Plaintiff also claimed there might have been some misrepresentation to the implanter from the sales representatives who delivered the BHR components to him in connection with two prior implants in women. Again, plaintiff offered general evidence about sales representatives and physician expectations, but “the record contains no information about those two possible sales representative conversations predating Hand’s implantation, and Hand’s argument about misrepresentations during those encounters is entirely speculative.” Id. Plaintiff’s last alleged misrepresentation was a June 2007 email inviting the implanter to consult on a possible next generation BHR, “although the design has excellent results.” Again, there was no evidence to suggest the email deceived the implanter about anything and certainly not about the increased risk of revision in women that “he already knew existed.” Id. at *12. So, all of plaintiff’s alleged misrepresentations failed.

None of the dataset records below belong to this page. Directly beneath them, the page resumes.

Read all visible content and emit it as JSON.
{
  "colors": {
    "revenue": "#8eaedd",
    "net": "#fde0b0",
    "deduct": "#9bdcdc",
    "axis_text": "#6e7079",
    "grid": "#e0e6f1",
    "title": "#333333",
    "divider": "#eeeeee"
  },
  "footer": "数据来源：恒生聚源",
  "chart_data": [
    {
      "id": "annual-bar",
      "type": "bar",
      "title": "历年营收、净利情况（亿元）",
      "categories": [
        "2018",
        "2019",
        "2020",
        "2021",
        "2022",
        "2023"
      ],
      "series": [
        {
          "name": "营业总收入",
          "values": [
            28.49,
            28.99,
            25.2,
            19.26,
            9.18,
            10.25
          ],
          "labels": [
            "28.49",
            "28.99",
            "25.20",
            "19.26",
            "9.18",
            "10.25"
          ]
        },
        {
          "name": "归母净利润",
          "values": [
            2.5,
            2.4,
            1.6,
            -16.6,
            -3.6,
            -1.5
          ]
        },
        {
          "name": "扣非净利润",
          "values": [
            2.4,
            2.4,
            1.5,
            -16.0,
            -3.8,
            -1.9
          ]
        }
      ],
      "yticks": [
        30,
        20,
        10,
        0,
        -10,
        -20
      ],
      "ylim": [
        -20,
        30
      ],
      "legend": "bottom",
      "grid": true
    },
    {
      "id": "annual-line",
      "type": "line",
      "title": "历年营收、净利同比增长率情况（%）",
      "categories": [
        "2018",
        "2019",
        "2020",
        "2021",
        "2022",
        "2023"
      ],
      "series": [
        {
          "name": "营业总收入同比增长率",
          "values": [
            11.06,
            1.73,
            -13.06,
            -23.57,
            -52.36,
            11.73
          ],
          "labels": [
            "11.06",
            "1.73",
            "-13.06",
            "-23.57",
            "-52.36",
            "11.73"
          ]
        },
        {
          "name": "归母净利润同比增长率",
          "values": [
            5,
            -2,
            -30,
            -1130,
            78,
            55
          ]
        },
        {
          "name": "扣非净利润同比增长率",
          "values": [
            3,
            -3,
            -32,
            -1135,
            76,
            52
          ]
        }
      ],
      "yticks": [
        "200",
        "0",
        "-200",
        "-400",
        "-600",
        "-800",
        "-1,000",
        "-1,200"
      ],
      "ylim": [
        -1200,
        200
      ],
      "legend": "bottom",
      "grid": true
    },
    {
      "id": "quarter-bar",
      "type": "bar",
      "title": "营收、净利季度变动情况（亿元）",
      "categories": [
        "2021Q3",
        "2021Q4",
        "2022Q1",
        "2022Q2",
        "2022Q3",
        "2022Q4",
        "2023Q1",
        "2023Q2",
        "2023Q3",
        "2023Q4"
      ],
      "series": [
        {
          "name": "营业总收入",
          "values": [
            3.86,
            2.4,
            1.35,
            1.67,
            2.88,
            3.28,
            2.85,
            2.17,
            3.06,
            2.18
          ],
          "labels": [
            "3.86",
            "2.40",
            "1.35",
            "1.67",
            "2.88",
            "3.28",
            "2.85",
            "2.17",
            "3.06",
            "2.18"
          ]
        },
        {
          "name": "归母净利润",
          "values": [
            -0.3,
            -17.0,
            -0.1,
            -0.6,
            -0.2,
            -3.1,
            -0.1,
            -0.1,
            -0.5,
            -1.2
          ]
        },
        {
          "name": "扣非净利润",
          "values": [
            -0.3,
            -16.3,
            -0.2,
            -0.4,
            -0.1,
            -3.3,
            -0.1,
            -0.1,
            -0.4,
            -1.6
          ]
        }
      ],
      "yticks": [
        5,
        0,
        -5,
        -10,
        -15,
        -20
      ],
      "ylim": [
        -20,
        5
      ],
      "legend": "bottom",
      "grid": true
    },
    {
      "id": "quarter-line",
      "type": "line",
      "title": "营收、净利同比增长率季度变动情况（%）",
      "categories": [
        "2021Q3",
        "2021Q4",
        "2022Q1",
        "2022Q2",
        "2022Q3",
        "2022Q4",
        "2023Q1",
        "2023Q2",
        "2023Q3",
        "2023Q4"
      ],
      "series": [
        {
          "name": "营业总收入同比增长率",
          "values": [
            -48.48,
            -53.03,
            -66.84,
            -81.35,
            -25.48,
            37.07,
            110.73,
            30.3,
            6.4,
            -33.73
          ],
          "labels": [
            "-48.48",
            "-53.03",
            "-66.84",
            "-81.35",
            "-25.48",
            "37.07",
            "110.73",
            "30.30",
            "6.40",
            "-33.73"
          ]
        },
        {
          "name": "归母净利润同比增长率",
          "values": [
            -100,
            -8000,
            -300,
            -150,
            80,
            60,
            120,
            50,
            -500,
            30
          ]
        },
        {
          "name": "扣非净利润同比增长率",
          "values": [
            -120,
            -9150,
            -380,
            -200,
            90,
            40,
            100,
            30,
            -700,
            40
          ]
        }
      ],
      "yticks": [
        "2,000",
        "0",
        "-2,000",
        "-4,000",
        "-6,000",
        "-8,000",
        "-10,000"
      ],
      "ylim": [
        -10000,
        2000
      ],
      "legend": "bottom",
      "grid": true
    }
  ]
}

She also offered three negligence claims, each of which was decided in the context of the somewhat wacky prior preemption rulings. On negligent failure to warn, claims relating to warning the plaintiff and implanter were preempted, but plaintiff had a chance to prove a claim based on failing to notify FDA of study data or MDRs between approval and the implant date. However, the study data plaintiff identified were public, and the implanter did not review the MAUDE database. “Together, these observations undermine the theory that Smith & Nephew’s alleged failure to warn the FDA about the Australian Registry’s annual reports was either the legal cause or the cause in fact of the Hand’s injuries.” Id. at *13. No proximate cause.

Next up was a “negligence per se” claim, which the court generously construed as a claim for common law negligence based on Illinois law according a favorable presumption where there has been a violation of a statute “designed to protect human life or property.” Given the court’s prior rulings, the plaintiff could not rely on violations of the FDCA—we agree with that—so she offered up three state statutes: express warranty, manufacturing defect, and “strict product liability.” Id. at *14. We see more direct responses to this legerdemain—that Illinois does not have negligence per se, and the statutory presumption cannot be based on law creating civil tort claims—but the court took each in turn. The work was brief, though, because plaintiff had already lost her claims based on each of those three statutes, one earlier in this ruling and the other two in a ruling on motion to dismiss back on 2018.

Plaintiff’s last gasp was a so-called negligent failure to train claim. The court had previously found this to be preempted unless it was premised on a failure to comply with the federal requirements. That exception should not exist because Illinois does not impose an independent duty to train surgeons on the use of a prescription medical device and because Buckman preempts claims premised on violation of a purely federal requirement, but plaintiff had no evidence of any deviation anyway. So, plaintiff lost that claim too, allowing for the derivative claims for punitive damages and loss of consortium to be dismissed. Much like the overall path of the BHR MDL, better rulings on global issues would have made for a cleaner decision. However, when the plaintiffs have failed to muster the evidence they need and the court drills down on what really has to be proven to support misrepresentation and warnings claims, the result ends up the same.